Auch blöd irgendwie. Ich wollte einfach nur Abstand haben, es musste
ja nicht so klingen, als ob es an ihm liegen würde: Hey, ich brauche
jetzt einfach Zeit für mich und werde mich deswegen zurückziehen.
Mach dir keine Gedanken. Ich melde mich, wenn es mir besser geht.“
Du schriebst komischerweise sofort zurück: „Okay...“
Ich
brauche Abstand von dir
Jetzt
kann ich endlich einen Schlussstrich ziehen. Abstand halten ist der
erste Schritt zum Entliehen. Hoffentlich. Ich will dich aber nicht
ganz verlieren als Freund. Aber momentan geht es einfach nicht so mit
uns weiter. Nicht, wenn ich immer noch so für dich empfinde. Doch
wie wird es sein, wenn wir uns nach Monaten wiedersehen? Werden die
Gefühle wieder da sein?
Aber
vielleicht hilft es mir, dich zu vergessen oder zumindest alles
rationaler zu sehen, wenn wir Abstand zueinander halten. Vielleicht
merke ich, dass das alles nur irrational war. Denn verlieben ist nun
mal nicht zu erklären. Ich möchte nicht mehr an dich denken, ich
will dich einfach nur vergessen. Jetzt ist Zeit, sich um andere Dinge
zu kümmern. Und ich will mehr Zeit mit meinem Freund verbringen.
Den, den ich wirklich liebe und mit dem ich zusammen sein will.
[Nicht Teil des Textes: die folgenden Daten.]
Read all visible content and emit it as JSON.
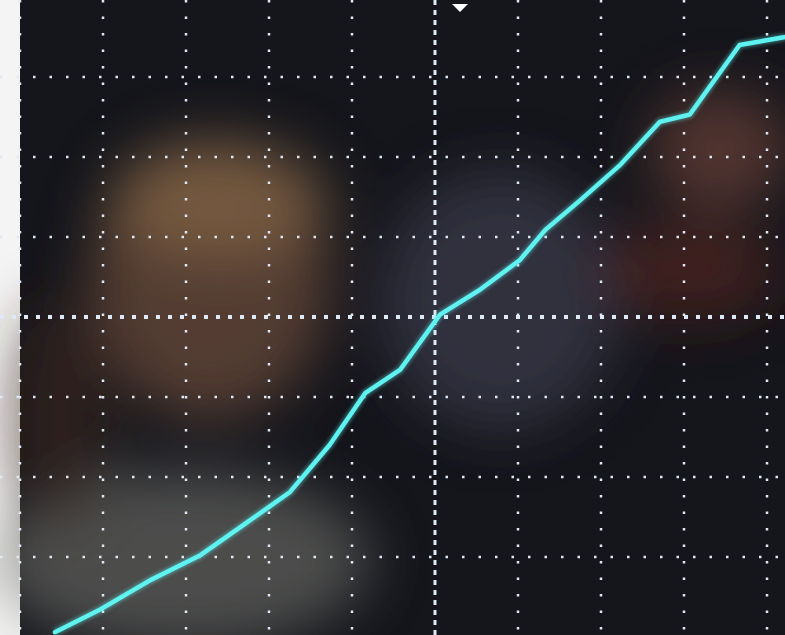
{
  "chart_data": {
    "type": "line",
    "x": [
      0.42,
      0.96,
      1.57,
      2.17,
      2.65,
      3.25,
      3.73,
      4.16,
      4.58,
      5.06,
      5.54,
      6.02,
      6.33,
      6.75,
      7.23,
      7.71,
      8.07,
      8.67,
      9.22
    ],
    "series": [
      {
        "color": "#5ef2f0",
        "values": [
          -3.94,
          -3.66,
          -3.29,
          -2.98,
          -2.63,
          -2.19,
          -1.6,
          -0.95,
          -0.66,
          0.03,
          0.34,
          0.71,
          1.09,
          1.46,
          1.9,
          2.44,
          2.53,
          3.4,
          3.5
        ]
      }
    ],
    "xlim": [
      0,
      10
    ],
    "ylim": [
      -4,
      4
    ],
    "xticks": [
      0,
      1,
      2,
      3,
      4,
      5,
      6,
      7,
      8,
      9,
      10
    ],
    "yticks": [
      -4,
      -3,
      -2,
      -1,
      0,
      1,
      2,
      3,
      4
    ],
    "grid": true,
    "grid_color": "#dfe9f5"
  }
}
Eigentlich will ich gar nicht mit dir zusammen sein. Vielleicht
würden wir zueinander passen. Aber du willst nichts Ernstes, hattest
nie eine Beziehung. Das würde zwischen uns nicht funktionieren. Und
eigentlich kenne ich dich doch gar nicht so gut. Und wenn wir uns
beide richtig kennenlernen würden, all unsere Abgründe offenbaren
würden, ich glaube nicht, dass wir uns so lieben könnten.
Freundschaft
mit Anziehung klappt nicht
Und
wenn ich eins gelernt habe, dann das: Man kann schwer mit jemanden
nur befreundet sein, mit dem man etwas hatte. Und in den man verliebt
war oder ist. Es ist nicht unmöglich, aber verdammt schwer. Das kann
auf lange Sicht nicht gut gehen. Einer von den beiden wird sich neu
verlieben und einen anderen Partner haben. Und dann ist einer immer
der Angearschte und Unglückliche.
Was
hatte ich mir auch von dieser Freundschaft erhofft? Ich bin selbst
dran schuld. Ich hatte diese Freundschaft Plus Sache zwischen uns
beendet, wollte nur Freunde bleiben. Und doch wollte ich mehr. Warum
freute ich mich so viel mehr, dich zu sehen, als alle meine anderen
Freunde? Ich liebe dieses Verliebtsein, es ist ein schönes Gefühl.
Aber es muss aufhören. Ich muss loslassen. Sonst können wir keine Freunde mehr sein. Vielleicht können wir uns eines Tages wiedersehen und es wird alles wie vorher. Einfach nur ganz normale Freunde sein.